Type I (Anaphylactic): IgE on mast cells + allergen → degranulation → histamine → urticaria, anaphylaxis. Examples: peanut allergy, bee sting, asthma. Type II (Cytotoxic): IgG or IgM binds cells → complement or NK cell kills → examples: Goodpasture's syndrome, hemolytic disease of newborn, myasthenia gravis, Graves' disease. Type III (Immune complex): antigen-antibody complexes deposit in tissues → complement → inflammation → examples: serum sickness, SLE, post-streptococcal GN. Type IV (Delayed, T cell-mediated): sensitized T cells → 48-72 hours → examples: contact dermatitis, TB skin test, transplant rejection, multiple sclerosis.

Histamine: from mast cells and basophils → vasodilation, increased permeability, itching. Blocked by antihistamines. Prostaglandins: from arachidonic acid via COX → vasodilation, fever, pain sensitization. Blocked by NSAIDs and aspirin (COX inhibitors). IL-1 and IL-6: from macrophages → fever (act on hypothalamus), acute phase proteins (CRP, fibrinogen), activate liver. TNF-α: from macrophages → fever, cachexia, endothelial activation. Biologic drugs block TNF (etanercept, infliximab) for RA, IBD. Bradykinin: increased vascular permeability, pain. ACE inhibitors prevent bradykinin breakdown → cough.

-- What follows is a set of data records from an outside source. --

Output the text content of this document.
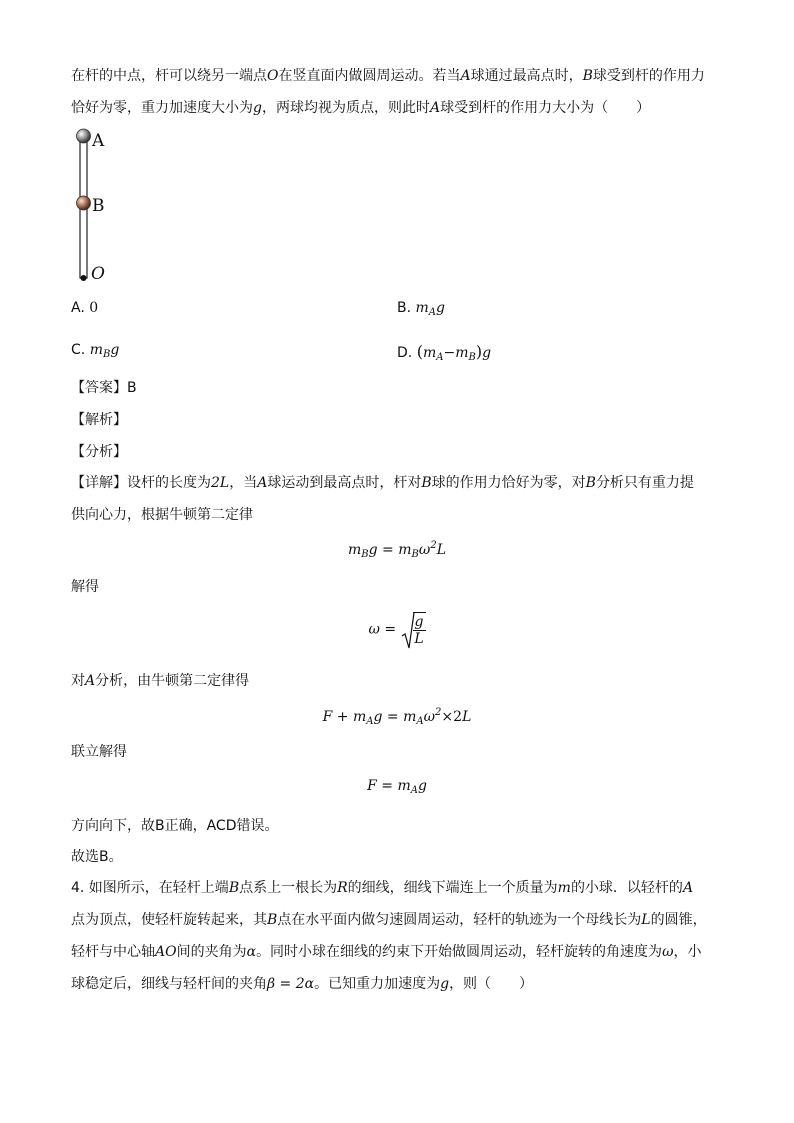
在杆的中点，杆可以绕另一端点O在竖直面内做圆周运动。若当A球通过最高点时，B球受到杆的作用力
恰好为零，重力加速度大小为g，两球均视为质点，则此时A球受到杆的作用力大小为（　　）
A
B
O
A. 0	B. $m_Ag$
C. $m_Bg$	D. $(m_A-m_B)g$
【答案】B
【解析】
【分析】
【详解】设杆的长度为2L，当A球运动到最高点时，杆对B球的作用力恰好为零，对B分析只有重力提
供向心力，根据牛顿第二定律
$m_Bg = m_B\omega^2L$
解得
$\omega = \frac{g}{L}$
对A分析，由牛顿第二定律得
$F + m_Ag = m_A\omega^2\times 2L$
联立解得
$F = m_Ag$
方向向下，故B正确，ACD错误。
故选B。
4. 如图所示，在轻杆上端B点系上一根长为R的细线，细线下端连上一个质量为m的小球．以轻杆的A
点为顶点，使轻杆旋转起来，其B点在水平面内做匀速圆周运动，轻杆的轨迹为一个母线长为L的圆锥，
轻杆与中心轴AO间的夹角为α。同时小球在细线的约束下开始做圆周运动，轻杆旋转的角速度为ω，小
球稳定后，细线与轻杆间的夹角β = 2α。已知重力加速度为g，则（　　）
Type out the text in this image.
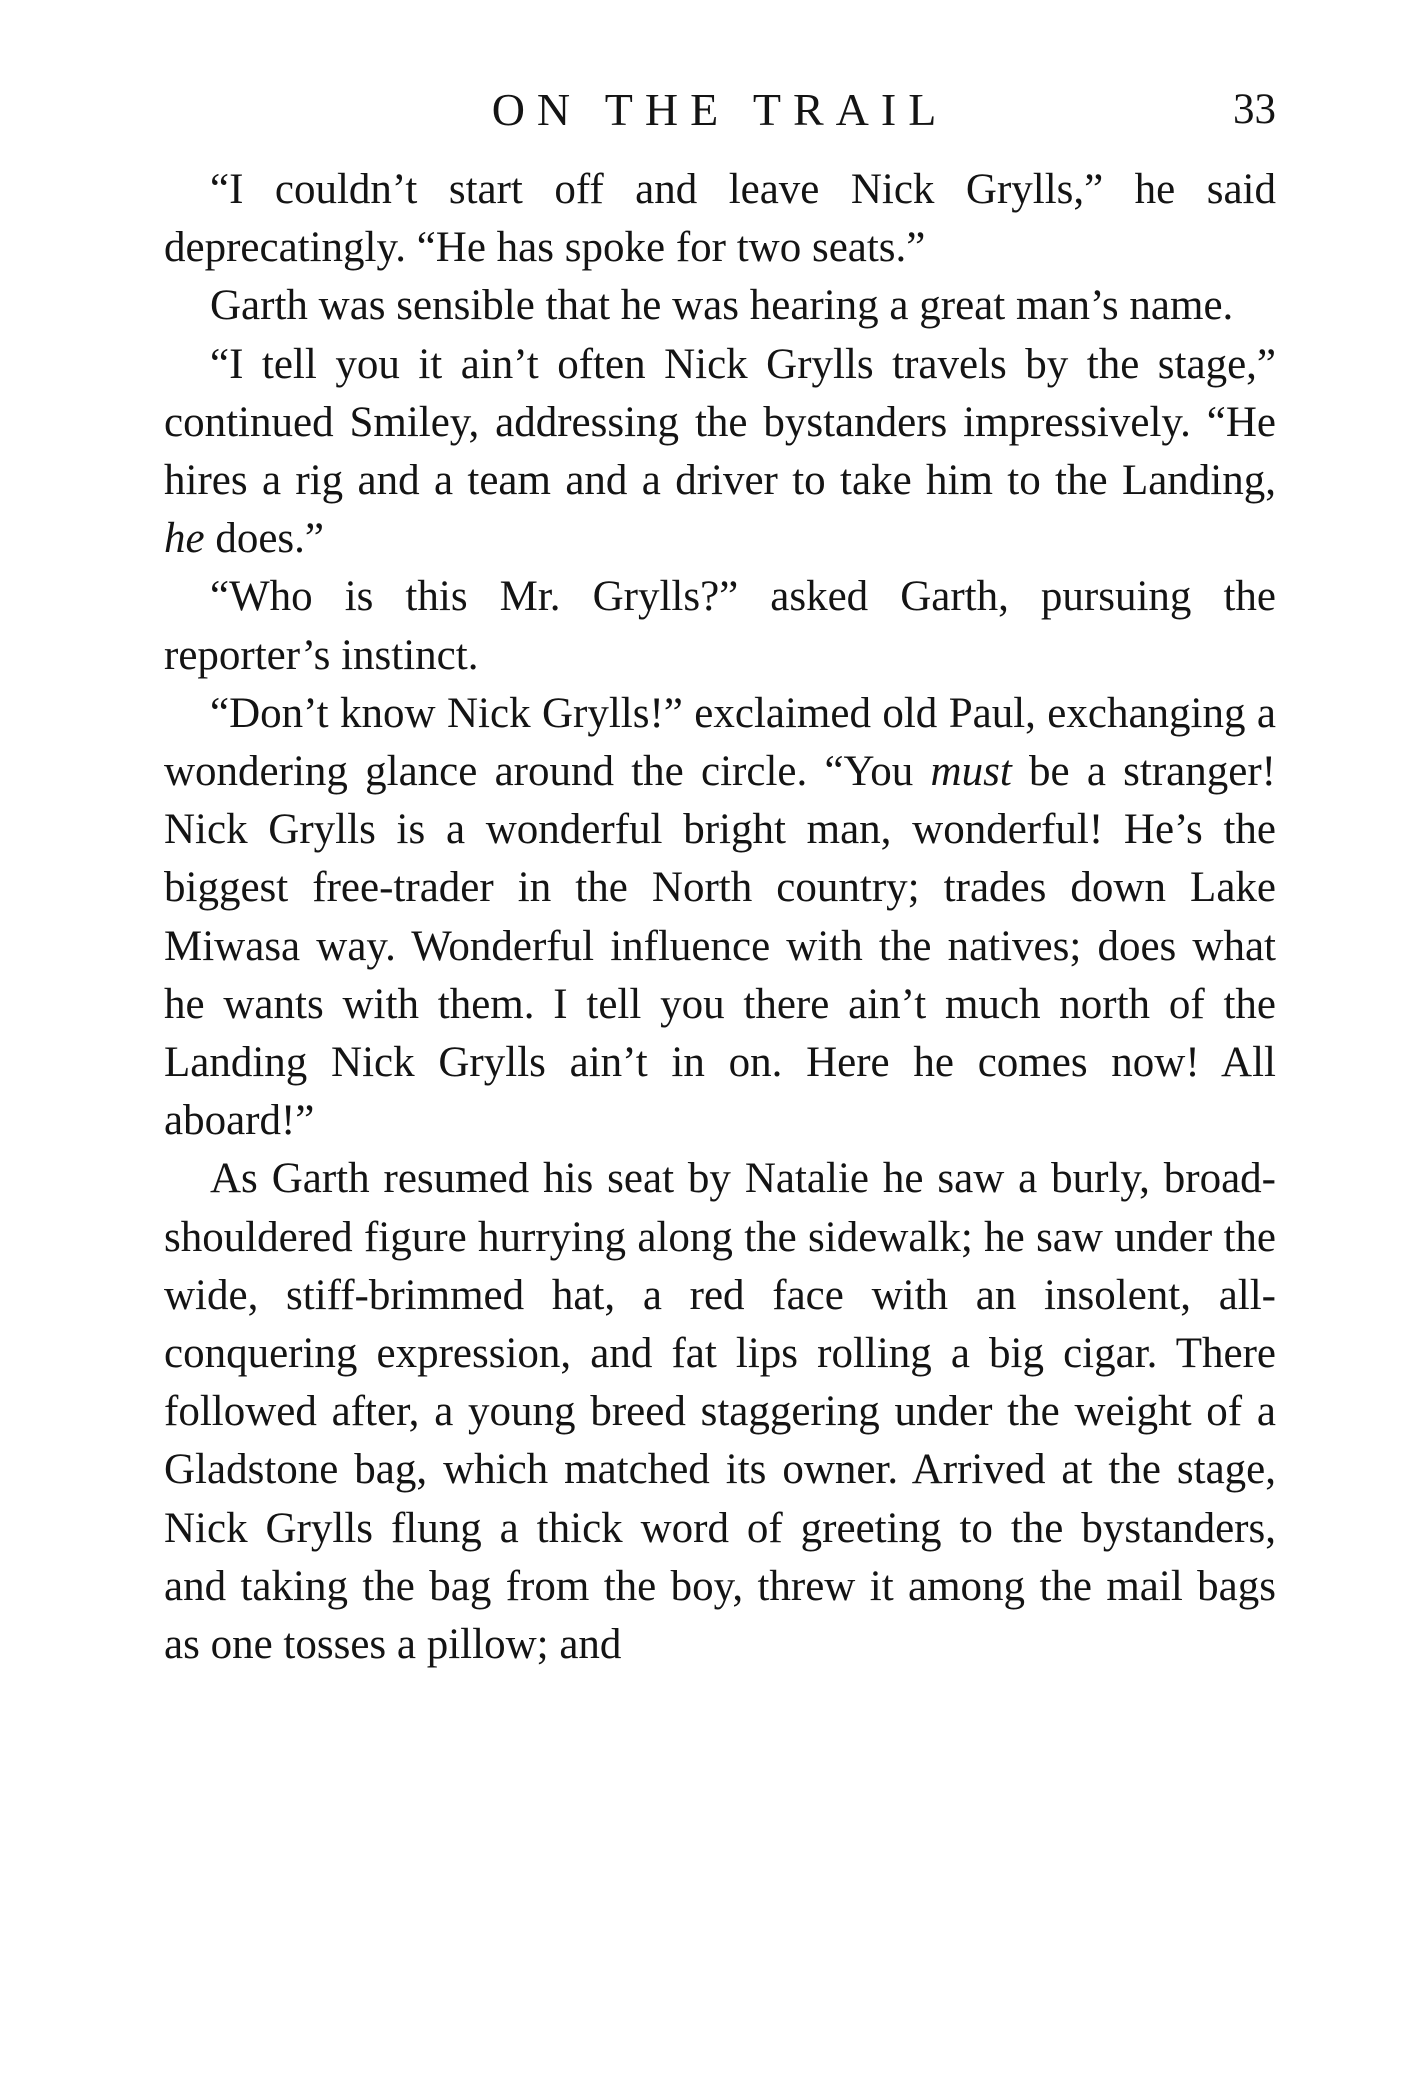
ON THE TRAIL	33

“I couldn’t start off and leave Nick Grylls,” he said deprecatingly. “He has spoke for two seats.”

Garth was sensible that he was hearing a great man’s name.

“I tell you it ain’t often Nick Grylls travels by the stage,” continued Smiley, addressing the bystanders impressively. “He hires a rig and a team and a driver to take him to the Landing, he does.”

“Who is this Mr. Grylls?” asked Garth, pursuing the reporter’s instinct.

“Don’t know Nick Grylls!” exclaimed old Paul, exchanging a wondering glance around the circle. “You must be a stranger! Nick Grylls is a wonderful bright man, wonderful! He’s the biggest free-trader in the North country; trades down Lake Miwasa way. Wonderful influence with the natives; does what he wants with them. I tell you there ain’t much north of the Landing Nick Grylls ain’t in on. Here he comes now! All aboard!”

As Garth resumed his seat by Natalie he saw a burly, broad-shouldered figure hurrying along the sidewalk; he saw under the wide, stiff-brimmed hat, a red face with an insolent, all-conquering expression, and fat lips rolling a big cigar. There followed after, a young breed staggering under the weight of a Gladstone bag, which matched its owner. Arrived at the stage, Nick Grylls flung a thick word of greeting to the bystanders, and taking the bag from the boy, threw it among the mail bags as one tosses a pillow; and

The type of recurrent infection predicts the immune defect. B cell (antibody) deficiencies: recurrent encapsulated bacterial infections (Strep pneumo, H. flu, Neisseria) — no antibodies to opsonize. Starts after 6 months (maternal IgG wanes). Examples: XLA (Bruton's — no BTK → no B cells), CVID, IgA deficiency. T cell deficiencies: recurrent viral, fungal, intracellular infections — CMV, PCP, Candida, Cryptococcus. DiGeorge syndrome (no thymus → no T cells). Combined (SCID): everything — no T or B cells. Treat with bone marrow transplant. Phagocyte defects: catalase-positive organisms (Staph, Aspergillus) — chronic granulomatous disease.